Artikel ditulis Sdr. Basilius dari Gereja Ortodoks St. Nikolas dari Myra, Surabaya
Kemuliaan bagi Sang Bapa, Sang Putra serta Sang Roh Kudus…
Kitab Suci mengajarkan kepada kita bahwa: “Sebab karena kasih karunia kamu diselamatkan oleh iman; itu bukan hasil usahamu, tetapi pemberian Allah” (Efesus 2:8). Ayat ini dengan jelas menunjukkan bahwa keselamatan adalah pemberian Allah, dengan demikian suka tidak suka, mau tidak mau, titik awal keselamatan adalah Allah karena “kasih karunia” (Yunani: χάριτι, khariti) yang adalah “pemberian” Allah. Kata “kasih karunia” atau khariti ini berasal dari kata χάρις (kharis), yang memiliki makna tentang keadaan seseorang yang sepenuhnya bergantung kepada kuasa ilahi (Strong’s NT 5485: χάρις, Thayer’s Greek Lexicon).

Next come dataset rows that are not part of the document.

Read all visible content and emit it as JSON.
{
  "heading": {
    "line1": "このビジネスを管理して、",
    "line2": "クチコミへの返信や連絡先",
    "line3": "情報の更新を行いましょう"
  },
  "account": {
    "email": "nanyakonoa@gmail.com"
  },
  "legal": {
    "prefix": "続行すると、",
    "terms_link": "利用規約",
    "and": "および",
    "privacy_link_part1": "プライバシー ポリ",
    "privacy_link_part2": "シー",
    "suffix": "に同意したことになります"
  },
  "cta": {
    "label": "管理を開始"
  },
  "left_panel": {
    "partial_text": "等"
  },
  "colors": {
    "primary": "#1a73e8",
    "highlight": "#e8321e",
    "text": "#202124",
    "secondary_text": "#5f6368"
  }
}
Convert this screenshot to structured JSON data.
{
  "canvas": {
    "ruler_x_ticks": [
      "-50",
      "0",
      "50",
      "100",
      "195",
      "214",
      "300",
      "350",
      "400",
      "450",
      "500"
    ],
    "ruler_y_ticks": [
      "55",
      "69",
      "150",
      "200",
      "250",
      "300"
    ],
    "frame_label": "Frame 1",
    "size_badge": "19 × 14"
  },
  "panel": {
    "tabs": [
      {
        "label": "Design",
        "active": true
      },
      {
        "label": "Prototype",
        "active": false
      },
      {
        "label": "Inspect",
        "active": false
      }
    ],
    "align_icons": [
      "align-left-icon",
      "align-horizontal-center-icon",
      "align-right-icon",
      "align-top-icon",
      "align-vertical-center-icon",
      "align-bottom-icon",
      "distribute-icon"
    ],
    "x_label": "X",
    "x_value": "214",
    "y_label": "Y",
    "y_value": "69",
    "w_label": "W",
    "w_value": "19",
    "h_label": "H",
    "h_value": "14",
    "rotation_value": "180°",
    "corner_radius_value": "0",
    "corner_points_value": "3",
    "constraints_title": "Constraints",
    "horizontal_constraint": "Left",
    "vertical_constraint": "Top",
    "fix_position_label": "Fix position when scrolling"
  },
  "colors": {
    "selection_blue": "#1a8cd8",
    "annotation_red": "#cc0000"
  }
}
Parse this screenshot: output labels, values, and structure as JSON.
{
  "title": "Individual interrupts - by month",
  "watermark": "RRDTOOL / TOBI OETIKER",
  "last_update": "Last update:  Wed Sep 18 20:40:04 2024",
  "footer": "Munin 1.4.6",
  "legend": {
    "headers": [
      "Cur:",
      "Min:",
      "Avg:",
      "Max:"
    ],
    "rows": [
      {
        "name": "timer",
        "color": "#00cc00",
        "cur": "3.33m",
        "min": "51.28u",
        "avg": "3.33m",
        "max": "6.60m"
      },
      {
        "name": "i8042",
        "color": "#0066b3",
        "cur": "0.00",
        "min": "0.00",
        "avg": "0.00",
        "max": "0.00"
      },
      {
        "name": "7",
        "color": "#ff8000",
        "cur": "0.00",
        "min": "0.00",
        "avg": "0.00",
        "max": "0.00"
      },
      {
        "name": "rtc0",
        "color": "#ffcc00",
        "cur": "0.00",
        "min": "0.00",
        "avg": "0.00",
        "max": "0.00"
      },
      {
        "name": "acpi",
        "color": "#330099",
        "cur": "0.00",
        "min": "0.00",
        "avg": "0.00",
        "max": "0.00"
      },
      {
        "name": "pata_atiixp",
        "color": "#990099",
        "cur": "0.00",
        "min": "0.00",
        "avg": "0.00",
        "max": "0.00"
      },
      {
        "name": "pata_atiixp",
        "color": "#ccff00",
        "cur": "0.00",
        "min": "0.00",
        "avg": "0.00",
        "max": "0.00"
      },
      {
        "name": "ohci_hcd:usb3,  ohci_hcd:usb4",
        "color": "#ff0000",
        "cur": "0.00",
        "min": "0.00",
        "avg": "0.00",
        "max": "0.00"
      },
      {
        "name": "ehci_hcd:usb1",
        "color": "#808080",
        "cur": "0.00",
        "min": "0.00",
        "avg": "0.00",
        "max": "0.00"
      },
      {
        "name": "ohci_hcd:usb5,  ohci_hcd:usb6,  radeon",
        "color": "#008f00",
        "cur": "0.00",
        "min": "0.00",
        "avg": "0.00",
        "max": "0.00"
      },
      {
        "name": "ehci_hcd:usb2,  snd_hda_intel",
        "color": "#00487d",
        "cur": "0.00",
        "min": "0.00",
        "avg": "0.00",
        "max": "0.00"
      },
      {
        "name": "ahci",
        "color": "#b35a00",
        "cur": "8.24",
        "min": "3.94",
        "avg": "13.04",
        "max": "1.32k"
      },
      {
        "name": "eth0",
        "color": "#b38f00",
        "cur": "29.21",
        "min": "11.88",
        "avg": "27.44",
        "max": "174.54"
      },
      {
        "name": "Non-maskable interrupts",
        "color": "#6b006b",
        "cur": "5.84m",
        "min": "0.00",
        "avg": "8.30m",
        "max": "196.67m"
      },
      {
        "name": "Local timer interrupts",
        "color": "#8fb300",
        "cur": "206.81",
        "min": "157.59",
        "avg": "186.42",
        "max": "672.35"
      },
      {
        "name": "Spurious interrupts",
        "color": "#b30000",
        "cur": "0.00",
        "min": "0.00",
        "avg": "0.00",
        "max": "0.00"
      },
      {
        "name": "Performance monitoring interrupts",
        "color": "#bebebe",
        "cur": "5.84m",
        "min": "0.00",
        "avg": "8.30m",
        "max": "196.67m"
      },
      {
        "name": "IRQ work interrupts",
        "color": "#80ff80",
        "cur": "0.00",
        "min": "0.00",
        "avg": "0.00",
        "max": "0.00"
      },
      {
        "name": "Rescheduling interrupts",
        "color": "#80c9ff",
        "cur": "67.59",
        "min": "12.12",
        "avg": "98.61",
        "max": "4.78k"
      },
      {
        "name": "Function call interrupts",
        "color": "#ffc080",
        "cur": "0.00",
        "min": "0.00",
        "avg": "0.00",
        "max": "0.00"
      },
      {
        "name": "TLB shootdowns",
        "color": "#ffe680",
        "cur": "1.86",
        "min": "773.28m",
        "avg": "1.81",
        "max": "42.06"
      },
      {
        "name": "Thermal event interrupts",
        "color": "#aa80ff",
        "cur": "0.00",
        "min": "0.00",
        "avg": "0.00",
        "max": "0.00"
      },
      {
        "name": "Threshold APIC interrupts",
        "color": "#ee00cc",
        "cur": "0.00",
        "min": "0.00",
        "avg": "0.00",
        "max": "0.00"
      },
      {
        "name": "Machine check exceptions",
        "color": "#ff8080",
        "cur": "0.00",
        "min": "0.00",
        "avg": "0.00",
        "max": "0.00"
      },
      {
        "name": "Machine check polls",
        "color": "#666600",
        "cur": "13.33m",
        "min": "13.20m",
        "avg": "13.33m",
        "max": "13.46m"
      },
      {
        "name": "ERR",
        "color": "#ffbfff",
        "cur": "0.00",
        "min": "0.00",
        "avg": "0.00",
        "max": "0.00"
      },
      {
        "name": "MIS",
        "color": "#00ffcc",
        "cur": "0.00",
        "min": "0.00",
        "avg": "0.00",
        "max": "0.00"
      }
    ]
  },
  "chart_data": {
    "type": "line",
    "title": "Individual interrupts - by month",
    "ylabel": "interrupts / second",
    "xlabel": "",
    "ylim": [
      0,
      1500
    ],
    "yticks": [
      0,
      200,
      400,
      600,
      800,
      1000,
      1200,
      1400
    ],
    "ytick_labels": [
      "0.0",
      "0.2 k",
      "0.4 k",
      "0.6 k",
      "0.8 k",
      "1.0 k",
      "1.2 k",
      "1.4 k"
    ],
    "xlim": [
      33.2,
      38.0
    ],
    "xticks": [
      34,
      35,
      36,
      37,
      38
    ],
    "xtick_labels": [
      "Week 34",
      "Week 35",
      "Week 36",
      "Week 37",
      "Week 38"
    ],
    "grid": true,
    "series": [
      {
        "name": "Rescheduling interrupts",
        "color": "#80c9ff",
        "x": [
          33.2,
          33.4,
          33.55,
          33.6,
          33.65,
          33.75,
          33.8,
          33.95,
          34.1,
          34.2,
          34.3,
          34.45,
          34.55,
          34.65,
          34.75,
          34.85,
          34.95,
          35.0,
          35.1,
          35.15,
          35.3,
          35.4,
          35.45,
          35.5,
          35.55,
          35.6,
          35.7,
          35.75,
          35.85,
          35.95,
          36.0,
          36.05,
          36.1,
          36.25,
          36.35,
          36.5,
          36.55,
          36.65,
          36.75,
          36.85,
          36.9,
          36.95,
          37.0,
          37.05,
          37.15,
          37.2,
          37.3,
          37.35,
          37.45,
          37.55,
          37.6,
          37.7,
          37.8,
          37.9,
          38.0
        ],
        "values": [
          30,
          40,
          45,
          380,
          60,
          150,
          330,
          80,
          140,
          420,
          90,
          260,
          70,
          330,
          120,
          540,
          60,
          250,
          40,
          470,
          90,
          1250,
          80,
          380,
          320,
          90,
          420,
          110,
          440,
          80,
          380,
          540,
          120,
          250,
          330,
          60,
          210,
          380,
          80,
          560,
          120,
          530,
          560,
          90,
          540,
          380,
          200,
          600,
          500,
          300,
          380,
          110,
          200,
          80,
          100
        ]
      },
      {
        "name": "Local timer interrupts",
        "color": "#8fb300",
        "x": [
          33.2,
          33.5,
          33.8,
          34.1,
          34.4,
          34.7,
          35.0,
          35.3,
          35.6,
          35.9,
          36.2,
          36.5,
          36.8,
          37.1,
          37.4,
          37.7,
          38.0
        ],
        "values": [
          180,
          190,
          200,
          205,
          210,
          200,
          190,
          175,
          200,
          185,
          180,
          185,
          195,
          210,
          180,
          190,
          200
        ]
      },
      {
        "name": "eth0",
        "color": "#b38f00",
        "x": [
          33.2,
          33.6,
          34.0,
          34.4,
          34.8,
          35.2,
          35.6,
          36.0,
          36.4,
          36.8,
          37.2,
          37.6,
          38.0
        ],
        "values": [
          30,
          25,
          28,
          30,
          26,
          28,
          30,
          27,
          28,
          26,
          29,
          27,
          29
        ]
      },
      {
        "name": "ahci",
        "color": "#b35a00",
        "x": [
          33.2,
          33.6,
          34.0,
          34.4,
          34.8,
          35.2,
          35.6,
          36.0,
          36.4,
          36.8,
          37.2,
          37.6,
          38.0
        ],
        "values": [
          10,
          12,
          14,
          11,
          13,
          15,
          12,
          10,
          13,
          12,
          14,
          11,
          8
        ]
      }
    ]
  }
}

Dari Greek Lexicon ini, kita mengerti bahwa kasih karunia ini memiliki sifat, yaitu sepenuhnya bergantung kepada kuasa ilahi. Dengan demikian keselamatan ini semata-semata sepenuhnya bermula dari Allah karena kasih karunia-Nya. Tanpa kasih karunia, segenap usaha manusia -apapun yang ia perbuat bahkan mungkin sampai harus mengemis dan memelas kepada Allah- tidak akan pernah manusia dapat mengenal dan mengalami keselamatan dari Allah. Inisiatif penyelamatan itu bermula dari Allah, bukan dari manusia. Manusia dengan segala upaya dan caranya sendiri, ia tidak akan pernah mampu menyelamatkan dirinya. Bukti yang paling sederhana yang dapat kita lihat, manusia mau saleh dan baik bagaimanapun, ia tetap mengalami kematian, dan tidak ada satupun manusia yang tidak luput dari kematian, selain daripada Dia yang tak berkematian, yaitu Allah, yang kita akui dalam liturgi kita setiap Minggu: “Sang Baka Mahakudus, kasihanilah kami” (Yunani: Agios Athanatos eleison hymas, literal: Yang Tak Berkematian Mahakudus, kasihanilah kami).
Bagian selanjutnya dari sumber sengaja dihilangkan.